= Ehsan Khan Nakhichevansky =

Khan of Nakhchivan in 1828

Ehsan Khan Kengerli (إحسان خان کنگرلی), later known by his Russified name of Ehsan Khan Nakhichevansky (Эхсан Хан Нахичеванский, إحسان خان ناخچیوانسکی; 1789–1846) was the last ruler of the Nakhichevan Khanate.

== Biography ==
Ehsan Khan hailed from the Turkic tribe of Kangarlu, and was the youngest son of Kalb-Ali Khan Kangarlu, the ruler of the Nakhichevan Khanate, who was blinded by Agha Mohammad Khan Qajar.

In his youth, Ehsan Khan was on Persian service and later took part in Ottoman–Persian War. During the Russo-Persian War of 1826–1828, Abbas Mirza appointed Ehsan Khan as commander of the fortress Abbasabad. After the Russians laid siege to the fortress, Ehsan Khan secretly arranged for the gates of the fortress to be opened to the Russian commander General Ivan Paskevich.

For his services, Ehsan was conferred the rank of colonel and appointed the ruler of the Nakhichevan Khanate. The khanate was formally abolished in 1828, but Ehsan Khan retained his influence in the region and was appointed the campaign ataman of Transcaucasian Muslim troops. In 1831 he was decorated with 2nd class Order of Saint Anna, and in 1837 he was conferred the rank of major-general in the Russian army.

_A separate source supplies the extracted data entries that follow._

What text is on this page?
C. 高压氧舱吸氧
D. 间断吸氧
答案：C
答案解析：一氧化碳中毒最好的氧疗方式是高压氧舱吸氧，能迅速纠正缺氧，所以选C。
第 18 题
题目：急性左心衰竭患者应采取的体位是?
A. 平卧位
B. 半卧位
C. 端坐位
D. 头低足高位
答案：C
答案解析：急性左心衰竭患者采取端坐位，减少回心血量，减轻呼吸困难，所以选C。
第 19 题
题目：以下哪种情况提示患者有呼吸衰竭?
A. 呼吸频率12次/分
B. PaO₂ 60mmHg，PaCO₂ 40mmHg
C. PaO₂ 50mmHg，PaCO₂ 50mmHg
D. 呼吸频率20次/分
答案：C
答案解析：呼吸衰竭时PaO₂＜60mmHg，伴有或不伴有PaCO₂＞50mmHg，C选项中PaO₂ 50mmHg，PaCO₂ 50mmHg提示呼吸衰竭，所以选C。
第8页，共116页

After the dissolution of the khanate, the khans of Nakhichevan took the Russified surname Nakhchivanski, and the men of its family traditionally joined the Russian military service. Two sons of Ehsan khan - Ismail khan and Kalbali khan - were generals in the Russian army and were awarded orders of Saint-George IV degree for their actions in battle. A son of Kalbali khan, Huseyn Khan Nakhichevanski, was a prominent Russian military commander and adjutant general of the Russian Emperor, and his nephews, Jamshid Khan and Kalbali, were generals in the Soviet and Iranian armies respectively. His great-great-grandson Jafargulu Khan Nakhchivanski initiated an Azeri revolt, leading to the proclamation of the independence of the Republic of Aras, composed of the former uyezds of Nakhchivan, Sharur-Daralagez and Surmali, with its capital in the city of Nakhchivan. His daughter Gonchabegüm Nakhchivanski was a poet.